A Betrayal of the Promise

part 1, 2, 3

One of the secrets behind the secret speech is that Nikita Khrushchev never intended to keep it under wraps. He made it behind closed doors only to placate Kremlin hardliners, who feared a public address would ruin Stalin's reputation. But the secret speech, made to the communist elite at the 20th party congress, was a tactical move. Once the elite was informed, Khrushchev was free to act even more boldly.

"My father want to tell about this all this to all the people, to all Soviet people. There's no reason to keep it secret," says Sergei Khrushchev, Nikita Khrushchev's son. He said his father wanted to publicize the speech to gather rank and file support for his fight against pro-Stalinists who opposed his change of course. "We cannot keep it secret from the members of the communist party. We have to read to the members of the communist party. After that, he told, but we have our communist youth, and they have to know truth."

In the weeks following his secret speech, Nikita Khrushchev ordered tens of thousands of communists, young and old, to gather at meetings where they were read the text of his remarks denouncing Stalin. The word was out. All Russia knew.

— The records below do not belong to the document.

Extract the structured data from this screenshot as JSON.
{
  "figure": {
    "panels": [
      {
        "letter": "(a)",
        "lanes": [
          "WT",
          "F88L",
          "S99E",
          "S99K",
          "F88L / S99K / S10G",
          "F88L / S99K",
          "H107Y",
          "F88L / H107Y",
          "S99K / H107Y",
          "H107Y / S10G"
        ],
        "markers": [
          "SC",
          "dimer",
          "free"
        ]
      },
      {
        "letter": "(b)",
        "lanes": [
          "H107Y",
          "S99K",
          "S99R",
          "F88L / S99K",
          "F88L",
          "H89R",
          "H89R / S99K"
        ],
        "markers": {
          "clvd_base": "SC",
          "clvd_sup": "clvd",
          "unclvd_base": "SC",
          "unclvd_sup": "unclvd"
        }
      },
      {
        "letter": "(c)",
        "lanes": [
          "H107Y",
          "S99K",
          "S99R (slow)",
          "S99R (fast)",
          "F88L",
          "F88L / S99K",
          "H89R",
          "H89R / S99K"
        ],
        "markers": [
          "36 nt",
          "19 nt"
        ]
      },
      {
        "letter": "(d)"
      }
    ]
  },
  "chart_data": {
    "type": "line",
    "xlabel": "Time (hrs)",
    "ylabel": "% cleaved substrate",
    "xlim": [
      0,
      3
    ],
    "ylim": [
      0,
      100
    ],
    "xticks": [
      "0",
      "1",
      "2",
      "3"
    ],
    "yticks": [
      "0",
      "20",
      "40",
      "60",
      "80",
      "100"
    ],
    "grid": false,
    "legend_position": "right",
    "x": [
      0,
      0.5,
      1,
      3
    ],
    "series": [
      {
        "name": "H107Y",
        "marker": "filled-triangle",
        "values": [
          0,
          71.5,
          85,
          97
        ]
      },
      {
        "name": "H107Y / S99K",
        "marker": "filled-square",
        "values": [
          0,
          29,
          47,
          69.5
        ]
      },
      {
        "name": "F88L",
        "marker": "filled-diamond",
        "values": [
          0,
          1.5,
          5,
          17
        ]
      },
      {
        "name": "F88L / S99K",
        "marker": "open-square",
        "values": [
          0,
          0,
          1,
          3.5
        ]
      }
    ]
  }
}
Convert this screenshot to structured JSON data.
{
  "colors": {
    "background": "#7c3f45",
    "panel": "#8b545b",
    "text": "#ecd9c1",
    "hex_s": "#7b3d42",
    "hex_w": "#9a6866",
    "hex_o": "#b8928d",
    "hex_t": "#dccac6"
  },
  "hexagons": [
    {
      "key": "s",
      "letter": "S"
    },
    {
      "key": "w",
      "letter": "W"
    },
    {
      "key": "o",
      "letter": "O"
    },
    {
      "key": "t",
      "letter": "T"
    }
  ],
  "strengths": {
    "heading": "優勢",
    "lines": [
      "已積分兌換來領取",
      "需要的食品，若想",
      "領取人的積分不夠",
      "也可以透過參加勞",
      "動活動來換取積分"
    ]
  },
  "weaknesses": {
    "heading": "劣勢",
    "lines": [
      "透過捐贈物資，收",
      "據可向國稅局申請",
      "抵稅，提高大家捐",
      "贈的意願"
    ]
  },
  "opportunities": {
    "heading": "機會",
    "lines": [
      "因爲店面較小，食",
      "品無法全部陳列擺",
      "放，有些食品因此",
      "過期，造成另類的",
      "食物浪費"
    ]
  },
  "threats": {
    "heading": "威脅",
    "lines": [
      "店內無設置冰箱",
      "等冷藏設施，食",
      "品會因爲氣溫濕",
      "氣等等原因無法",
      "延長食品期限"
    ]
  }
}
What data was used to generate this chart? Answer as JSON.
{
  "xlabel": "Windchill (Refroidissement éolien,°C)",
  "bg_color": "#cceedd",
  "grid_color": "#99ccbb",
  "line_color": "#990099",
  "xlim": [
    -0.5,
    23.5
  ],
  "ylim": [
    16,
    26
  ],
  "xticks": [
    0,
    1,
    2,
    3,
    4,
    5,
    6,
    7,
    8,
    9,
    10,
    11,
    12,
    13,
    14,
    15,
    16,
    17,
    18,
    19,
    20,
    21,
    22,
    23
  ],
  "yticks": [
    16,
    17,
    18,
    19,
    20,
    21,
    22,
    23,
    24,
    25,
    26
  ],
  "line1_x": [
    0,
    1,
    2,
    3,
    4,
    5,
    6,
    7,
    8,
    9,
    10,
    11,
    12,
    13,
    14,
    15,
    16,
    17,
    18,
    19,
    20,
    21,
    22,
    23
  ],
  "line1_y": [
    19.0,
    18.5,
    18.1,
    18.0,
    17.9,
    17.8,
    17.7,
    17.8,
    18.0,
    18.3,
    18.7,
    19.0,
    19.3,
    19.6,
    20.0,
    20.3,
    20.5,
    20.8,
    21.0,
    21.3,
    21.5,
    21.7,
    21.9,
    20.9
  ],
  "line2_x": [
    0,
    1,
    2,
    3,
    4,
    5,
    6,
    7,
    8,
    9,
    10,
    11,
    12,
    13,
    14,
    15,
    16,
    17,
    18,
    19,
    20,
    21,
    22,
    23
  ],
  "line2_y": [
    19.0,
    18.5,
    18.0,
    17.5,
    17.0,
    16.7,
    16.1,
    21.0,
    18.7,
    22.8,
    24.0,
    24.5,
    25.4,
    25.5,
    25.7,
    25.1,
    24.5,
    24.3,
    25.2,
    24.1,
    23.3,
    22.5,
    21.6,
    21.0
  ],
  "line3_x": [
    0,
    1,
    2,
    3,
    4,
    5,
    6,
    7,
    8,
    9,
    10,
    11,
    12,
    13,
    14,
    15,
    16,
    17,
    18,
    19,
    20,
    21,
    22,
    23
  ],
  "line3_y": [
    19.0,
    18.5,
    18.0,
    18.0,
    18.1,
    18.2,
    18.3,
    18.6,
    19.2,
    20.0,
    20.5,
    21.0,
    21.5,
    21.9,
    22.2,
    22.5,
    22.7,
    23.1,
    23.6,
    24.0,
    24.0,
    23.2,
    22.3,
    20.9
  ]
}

Sergei Khrushchev, son of Nikita Khrushchev, and his wife, Valentina Galenko, are sworn in as U.S. citizens, July 12, 1999.
JOHN MOTTERN/AFP/Getty Images

Sergei Khrushchev was born in 1935, reared during World War II, and came of age during the post-war era, a proud time for the Soviet Union, which had become a world power. He was close to his father, and witnessed with him some of the most interesting moments of cold war history. The Berlin Wall. Yuri Gagarin, the first man in space.

This scene at the United Nations in 1960, in which an animated Nikita Khrushchev brandished his shoe and gave the capitalist west a nasty case of verbal whiplash.

And there was the Cuban missile crisis, where President Kennedy said, "I call upon Chairman Khrushchev to halt and eliminate this clandestine reckless and provocative threat to world peace."

That was October 1962. Nikita Khrushchev was ousted from power two years later by a clique of neo-Stalinists. They said Khrushchev had engaged in bragging, bluster, and hare-brained schemes.

A quarter century later, as the Soviet Union began to crumble, Sergei Khrushchev was invited to the United States to lecture about developments in Russia. And on July 12, 1999, the son of Nikita Khrushchev became a United States citizen.

"Sixty-four-year-old Sergei Khurshchev pledged allegiance to a country his father detested," said a newscast. "Sergei says he never would have become a U.S. Citizen during the cold war. But in his words, times have changed. 'Because it's different world. We're not living now in the old cold war environment. ' 'That you will support and defend the constitution and laws of the United States of America against all enemies foreign and domestic...' 'Congratulations all of you. I wish you all a good life in America.'"

Sergei Khrushchev now teaches at Brown University in Providence, Rhode Island.

He is 70 years old and somewhat resembles his father. There's the same twinkle in the eye, the same balding pate. But Sergei Khrushchev lacks the portly face and the overall rotundity his father had, and appears to lack his dad's braggadocio.